Presenting sATW = Spallation Neutrons Accelerator Transmutation of Nuclear Waste

A proton beam from an accelerator incident on target spallates debris. The charged component may be bent away with suitable magnets. The neutral component undeflected by the magnets includes but is not limited to neutrons which may then be directed onto nuclear waste. If the energy range and intensity range of the neutron beam are precisely suitable then radioactive nuclear species in the waste can be transmuted to other non-radioactive species hence eliminating the waste partially if not completely and permanently. This form of sATW requires the infrastructure of a proton accelerator.

Alternatively, neutrons emanating from a fission reactor can be absorbed into a suitably covering blanket around the reactor, spallating further neutrons which similarly can be absorbed by a suitable blanket of waste, effecting a transmutation of the waste. This form of sATW requires the infrastructure of a nuclear fission reactor.

By their natural lack of electric charge, the neutrons cannot be focused or steered by electromagnets as familiarly deployed for electrically charged particle beams. My postdoctoral research includes a nuclear physics method to collimate the neutron beam. This method was originally invented and demonstrated for other purposes; its application in ATW is new and hence unevaluated. It should be applicable to the proton accelerator version of sATW (but not as easily to the fission reactor variety).

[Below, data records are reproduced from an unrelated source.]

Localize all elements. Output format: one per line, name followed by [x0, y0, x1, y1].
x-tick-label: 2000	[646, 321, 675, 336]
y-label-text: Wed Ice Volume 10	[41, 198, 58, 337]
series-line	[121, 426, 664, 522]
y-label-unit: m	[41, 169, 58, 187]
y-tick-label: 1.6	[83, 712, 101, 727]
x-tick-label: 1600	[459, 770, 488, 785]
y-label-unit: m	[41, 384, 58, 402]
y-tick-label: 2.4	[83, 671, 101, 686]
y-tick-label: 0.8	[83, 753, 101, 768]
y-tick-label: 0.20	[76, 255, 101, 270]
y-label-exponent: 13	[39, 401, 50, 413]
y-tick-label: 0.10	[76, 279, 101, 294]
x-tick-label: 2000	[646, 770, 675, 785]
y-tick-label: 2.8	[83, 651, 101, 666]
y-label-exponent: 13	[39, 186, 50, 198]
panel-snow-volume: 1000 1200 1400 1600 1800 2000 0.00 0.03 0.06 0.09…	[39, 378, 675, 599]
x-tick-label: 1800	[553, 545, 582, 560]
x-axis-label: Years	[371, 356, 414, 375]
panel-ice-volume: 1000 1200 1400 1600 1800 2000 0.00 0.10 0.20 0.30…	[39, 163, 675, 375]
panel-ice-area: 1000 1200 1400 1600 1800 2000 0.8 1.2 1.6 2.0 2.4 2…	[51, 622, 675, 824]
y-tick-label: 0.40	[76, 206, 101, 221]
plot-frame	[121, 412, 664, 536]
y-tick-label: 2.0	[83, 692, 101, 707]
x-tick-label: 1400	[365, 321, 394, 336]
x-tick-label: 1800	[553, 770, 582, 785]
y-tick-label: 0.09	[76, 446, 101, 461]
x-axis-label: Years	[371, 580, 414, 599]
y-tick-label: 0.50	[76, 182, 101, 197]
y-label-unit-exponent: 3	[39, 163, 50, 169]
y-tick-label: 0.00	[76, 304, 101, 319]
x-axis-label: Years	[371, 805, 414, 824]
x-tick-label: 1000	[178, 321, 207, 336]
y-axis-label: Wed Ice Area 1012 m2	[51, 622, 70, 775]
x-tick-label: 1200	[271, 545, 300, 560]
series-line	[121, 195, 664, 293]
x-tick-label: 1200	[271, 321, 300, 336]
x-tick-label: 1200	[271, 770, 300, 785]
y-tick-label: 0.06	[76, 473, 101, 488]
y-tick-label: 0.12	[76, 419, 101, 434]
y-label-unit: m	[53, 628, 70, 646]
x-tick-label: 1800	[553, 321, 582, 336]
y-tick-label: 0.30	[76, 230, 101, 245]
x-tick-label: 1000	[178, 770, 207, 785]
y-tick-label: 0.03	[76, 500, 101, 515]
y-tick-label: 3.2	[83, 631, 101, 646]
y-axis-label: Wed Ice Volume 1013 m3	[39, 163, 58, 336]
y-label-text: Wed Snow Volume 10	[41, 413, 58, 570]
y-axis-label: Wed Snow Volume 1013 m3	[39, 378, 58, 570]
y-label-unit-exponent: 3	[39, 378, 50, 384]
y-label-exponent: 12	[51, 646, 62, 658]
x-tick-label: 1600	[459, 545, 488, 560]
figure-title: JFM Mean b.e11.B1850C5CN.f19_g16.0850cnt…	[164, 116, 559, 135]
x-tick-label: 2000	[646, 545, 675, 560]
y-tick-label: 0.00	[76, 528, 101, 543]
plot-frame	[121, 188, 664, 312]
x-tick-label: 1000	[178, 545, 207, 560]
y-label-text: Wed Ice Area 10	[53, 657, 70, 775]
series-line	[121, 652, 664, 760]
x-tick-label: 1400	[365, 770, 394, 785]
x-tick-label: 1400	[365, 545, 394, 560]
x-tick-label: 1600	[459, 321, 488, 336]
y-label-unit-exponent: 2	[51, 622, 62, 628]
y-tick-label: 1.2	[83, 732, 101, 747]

Summary of the 1997 IAEA Report on sATW listing sATW efforts in Europe, Russia, Japan and USA is forthcoming

A 2003 IAEA update for sATW is also available

Summary of the 1999 US DOE Report on sATW is forthcoming. This report concludes (p21 of 108) with the following budget (1999 US$millions) for expected efforts towards sATW:

Program Year 1 & 2 3 4 5 6 Total
System Studies 4.5 6.5 3.0 2.0 2.0 18.0
Accelerator R&D 6.5 12.0 16.0 13.5 10.0 58.0
Separations and Waste Forms 5.4 8.2 12.6 15.3 14.0 55.5
Target & Blanket 10.8 12.8 36.4 37.0 26.5 123.5
Program Management 3.0 4.0 6.0 7.0 6.0 26.0
Total 30.2 43.5 74.0 74.8 58.5 281.0

A 1999 Argonne National Laboratory Report on sATW is also available

An alternative source of neutrons are nuclear fusion tokamak reactors for tATW

An alternative source of neutrons are muon catalyzed fusion reactors for mATW. My postdoctoral research into the method which results in neutron collimation was discovered in the context of muon catalyzed fusion but only later gave rise to the notion of its advantages for ATW. This gives rise to mATW but the method would also be applicable to the proton accelerator version of sATW but probably not tATW.